Schuld und Vergebung
Ein Blick, der mich trifft! Ist das meine Sache?
Christen vertiefen sich in dieser Zeit vor Ostern – in der so genannten „Passions-Zeit“ – in das Leiden Jesu.
Aus der Sicht der betrachtenden Menschen berühren die Geschichten des Leidens die Frage nach Schuld und Vergebung in besonderer Weise. Schuld und Vergebung sind zentrale Themen unseres Lebens. Unbewältigte Schuld und nicht erfolgte Entlastung sind häufig Grund für psycho-soziale Störungen.
Ich habe drei Textstellen aus den Leidens-Berichten der Evangelisten herausgesucht.

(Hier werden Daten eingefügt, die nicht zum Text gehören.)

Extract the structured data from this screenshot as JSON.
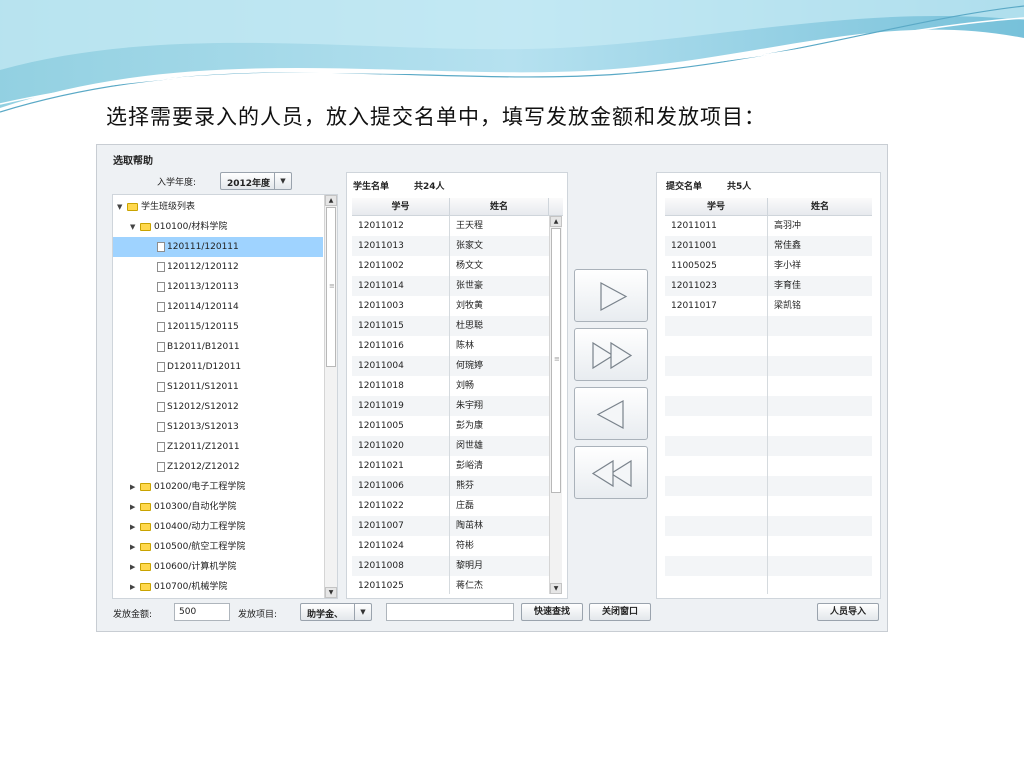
{
  "heading": "选择需要录入的人员，放入提交名单中，填写发放金额和发放项目：",
  "dialog": {
    "title": "选取帮助",
    "year_label": "入学年度:",
    "year_value": "2012年度",
    "tree": [
      {
        "label": "学生班级列表",
        "kind": "folder",
        "expanded": true,
        "level": 0
      },
      {
        "label": "010100/材料学院",
        "kind": "folder",
        "expanded": true,
        "level": 1
      },
      {
        "label": "120111/120111",
        "kind": "file",
        "level": 2,
        "selected": true
      },
      {
        "label": "120112/120112",
        "kind": "file",
        "level": 2
      },
      {
        "label": "120113/120113",
        "kind": "file",
        "level": 2
      },
      {
        "label": "120114/120114",
        "kind": "file",
        "level": 2
      },
      {
        "label": "120115/120115",
        "kind": "file",
        "level": 2
      },
      {
        "label": "B12011/B12011",
        "kind": "file",
        "level": 2
      },
      {
        "label": "D12011/D12011",
        "kind": "file",
        "level": 2
      },
      {
        "label": "S12011/S12011",
        "kind": "file",
        "level": 2
      },
      {
        "label": "S12012/S12012",
        "kind": "file",
        "level": 2
      },
      {
        "label": "S12013/S12013",
        "kind": "file",
        "level": 2
      },
      {
        "label": "Z12011/Z12011",
        "kind": "file",
        "level": 2
      },
      {
        "label": "Z12012/Z12012",
        "kind": "file",
        "level": 2
      },
      {
        "label": "010200/电子工程学院",
        "kind": "folder",
        "expanded": false,
        "level": 1
      },
      {
        "label": "010300/自动化学院",
        "kind": "folder",
        "expanded": false,
        "level": 1
      },
      {
        "label": "010400/动力工程学院",
        "kind": "folder",
        "expanded": false,
        "level": 1
      },
      {
        "label": "010500/航空工程学院",
        "kind": "folder",
        "expanded": false,
        "level": 1
      },
      {
        "label": "010600/计算机学院",
        "kind": "folder",
        "expanded": false,
        "level": 1
      },
      {
        "label": "010700/机械学院",
        "kind": "folder",
        "expanded": false,
        "level": 1
      }
    ],
    "students": {
      "title": "学生名单",
      "count": "共24人",
      "headers": [
        "学号",
        "姓名"
      ],
      "rows": [
        [
          "12011012",
          "王天程"
        ],
        [
          "12011013",
          "张家文"
        ],
        [
          "12011002",
          "杨文文"
        ],
        [
          "12011014",
          "张世豪"
        ],
        [
          "12011003",
          "刘牧黄"
        ],
        [
          "12011015",
          "杜思聪"
        ],
        [
          "12011016",
          "陈林"
        ],
        [
          "12011004",
          "何琬婷"
        ],
        [
          "12011018",
          "刘畅"
        ],
        [
          "12011019",
          "朱宇翔"
        ],
        [
          "12011005",
          "彭为康"
        ],
        [
          "12011020",
          "闵世雄"
        ],
        [
          "12011021",
          "彭峪清"
        ],
        [
          "12011006",
          "熊芬"
        ],
        [
          "12011022",
          "庄磊"
        ],
        [
          "12011007",
          "陶茁林"
        ],
        [
          "12011024",
          "符彬"
        ],
        [
          "12011008",
          "黎明月"
        ],
        [
          "12011025",
          "蒋仁杰"
        ]
      ]
    },
    "submitted": {
      "title": "提交名单",
      "count": "共5人",
      "headers": [
        "学号",
        "姓名"
      ],
      "rows": [
        [
          "12011011",
          "高羽冲"
        ],
        [
          "12011001",
          "常佳鑫"
        ],
        [
          "11005025",
          "李小祥"
        ],
        [
          "12011023",
          "李育佳"
        ],
        [
          "12011017",
          "梁凯铭"
        ]
      ]
    },
    "transfer_buttons": [
      "move-right-icon",
      "move-all-right-icon",
      "move-left-icon",
      "move-all-left-icon"
    ],
    "footer": {
      "amount_label": "发放金额:",
      "amount_value": "500",
      "item_label": "发放项目:",
      "item_value": "助学金、",
      "search_value": "",
      "quick_search": "快速查找",
      "close_window": "关闭窗口",
      "import_people": "人员导入"
    }
  }
}
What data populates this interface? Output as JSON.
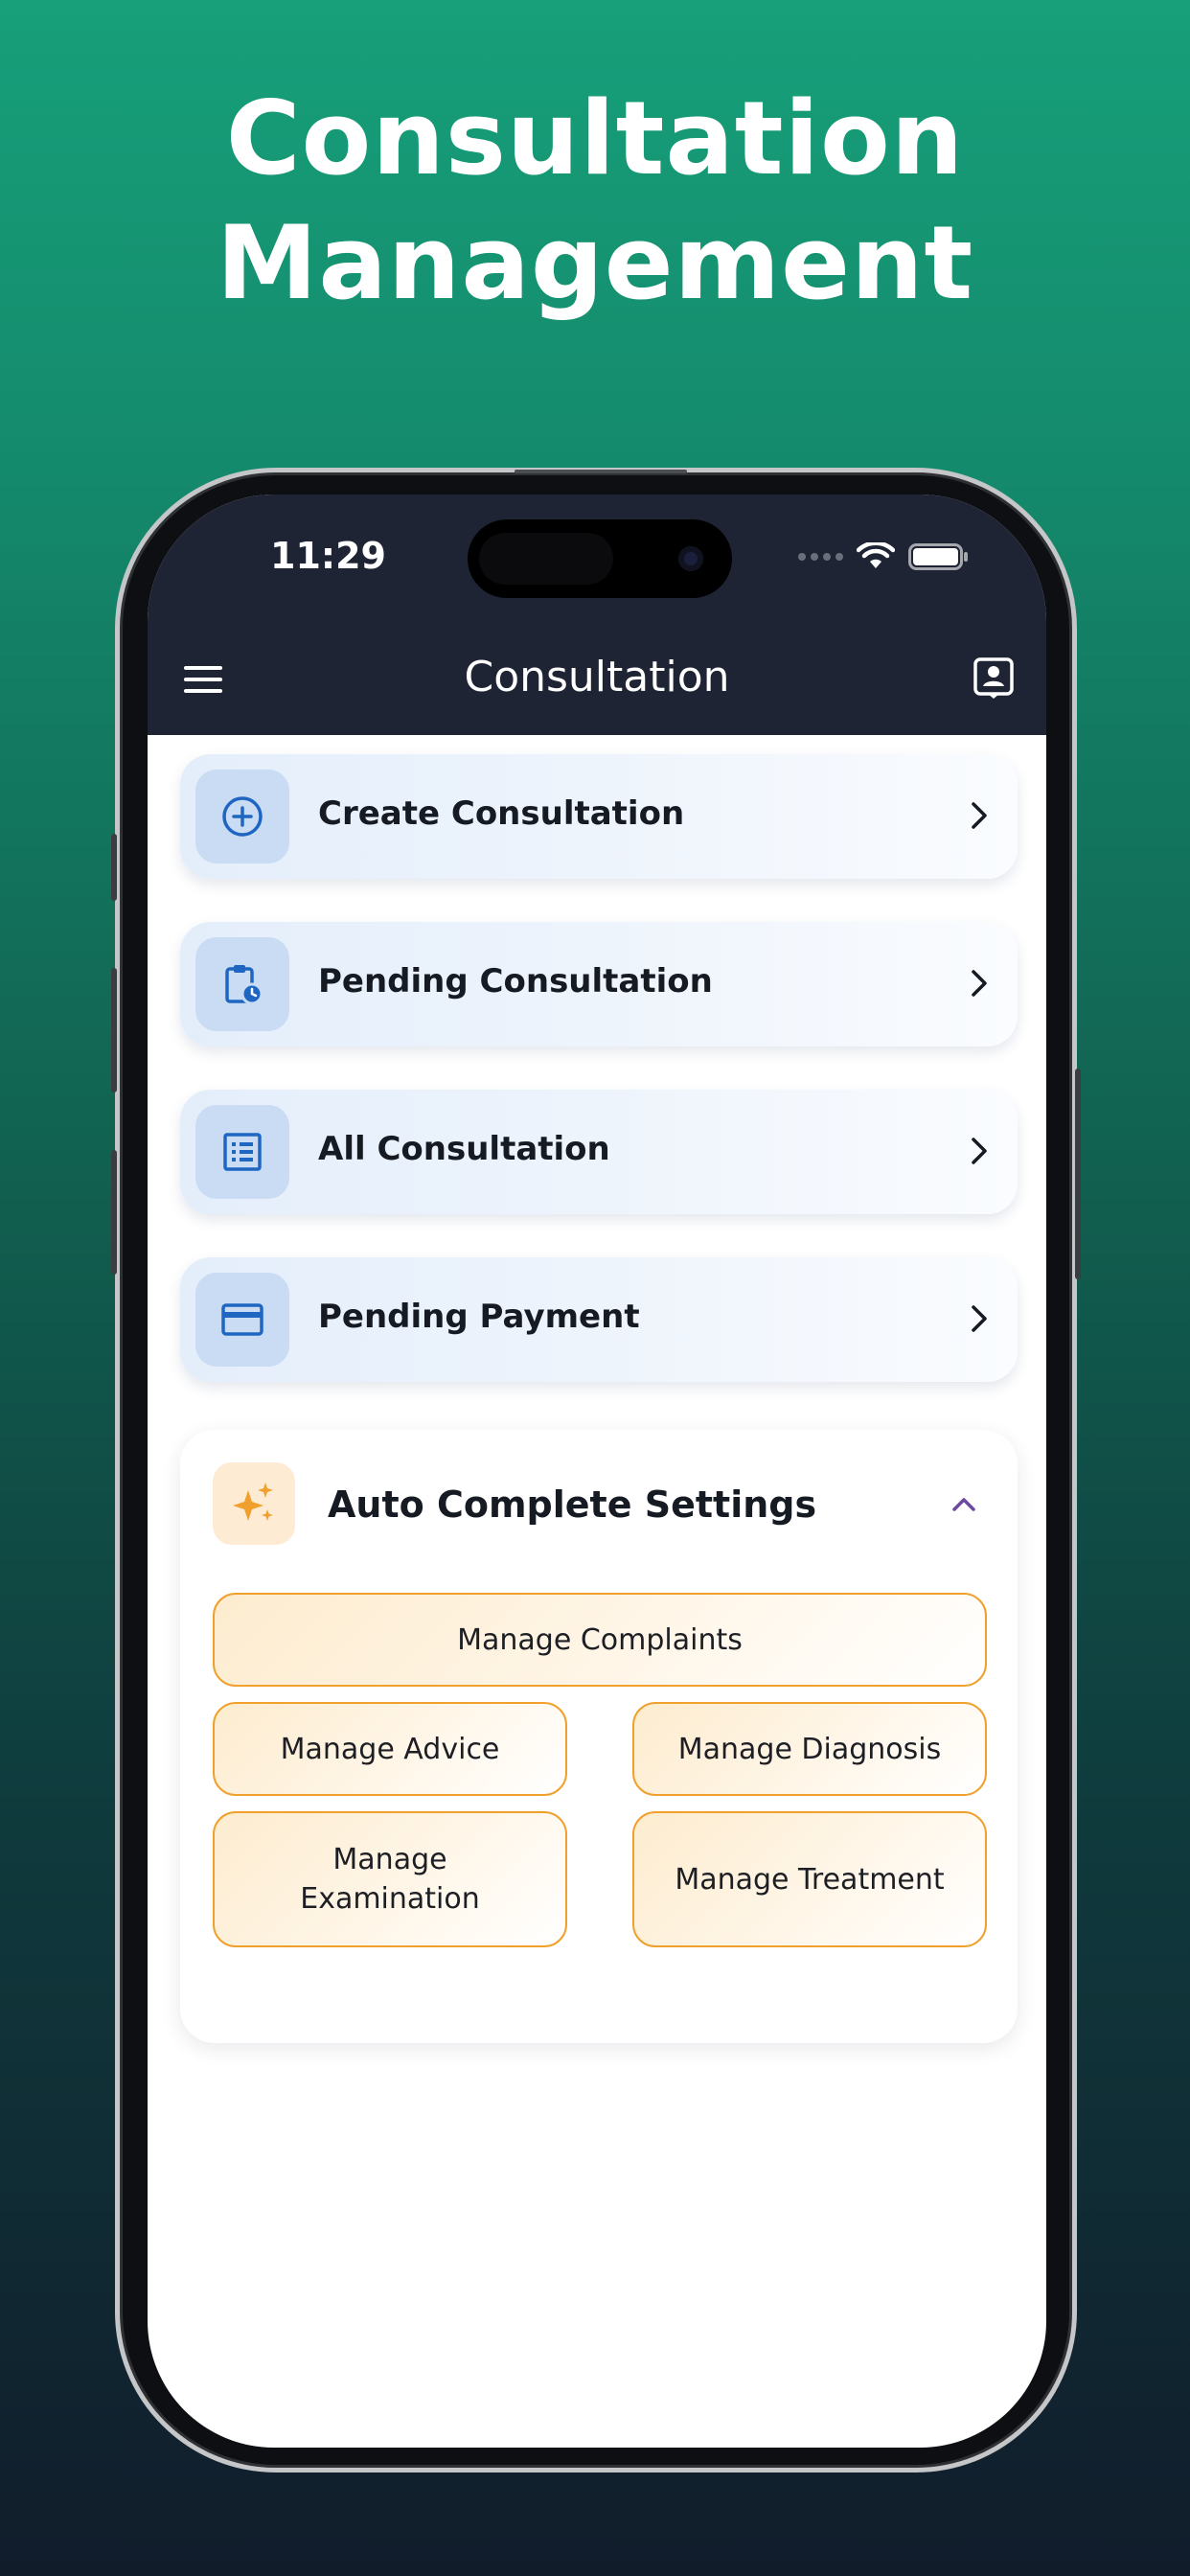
{
  "promo": {
    "title_line1": "Consultation",
    "title_line2": "Management"
  },
  "status_bar": {
    "time": "11:29",
    "icons": [
      "signal-dots-icon",
      "wifi-icon",
      "battery-icon"
    ]
  },
  "nav": {
    "title": "Consultation",
    "left_icon": "hamburger-menu-icon",
    "right_icon": "profile-card-icon"
  },
  "menu": {
    "items": [
      {
        "label": "Create Consultation",
        "icon": "plus-circle-icon"
      },
      {
        "label": "Pending Consultation",
        "icon": "clipboard-clock-icon"
      },
      {
        "label": "All Consultation",
        "icon": "list-icon"
      },
      {
        "label": "Pending Payment",
        "icon": "credit-card-icon"
      }
    ]
  },
  "settings": {
    "title": "Auto Complete Settings",
    "icon": "sparkles-icon",
    "expanded": true,
    "buttons": {
      "complaints": "Manage Complaints",
      "advice": "Manage Advice",
      "diagnosis": "Manage Diagnosis",
      "examination": "Manage Examination",
      "treatment": "Manage Treatment"
    }
  },
  "colors": {
    "nav_background": "#1e2433",
    "accent_blue": "#1f66c2",
    "accent_orange": "#f0a02c",
    "chevron_up": "#6b4aa0",
    "background_top": "#17a07a",
    "background_bottom": "#111c2b"
  }
}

Ich schließe Betrachtungen und Anstöße zu diesem zentralen Thema unseres Lebens an.
DIE TEXTE
Da wandte sich der Herr um und blickte Petrus an. Und Petrus erinnerte sich an das, was der Herr zu ihm gesagt hatte: Ehe heute der Hahn kräht, wirst du mich dreimal verleugnen. Und er ging hinaus und weinte bitterlich.
Lukas22,61+62
Als Pilatus sah, dass er nichts erreichte, sondern dass der Tumult immer größer wurde, ließ er Wasser bringen, wusch sich vor allen Leuten die Hände und sagte: Ich bin unschuldig am Blut dieses Menschen. Das ist eure Sache!
Matthäus 27,24
Sie kamen zur Schädelhöhe; dort kreuzigten sie ihn und die Verbrecher, den einen rechts von ihm, den andern links. Jesus aber betete: Vater, vergib ihnen, denn sie wissen nicht, was sie tun.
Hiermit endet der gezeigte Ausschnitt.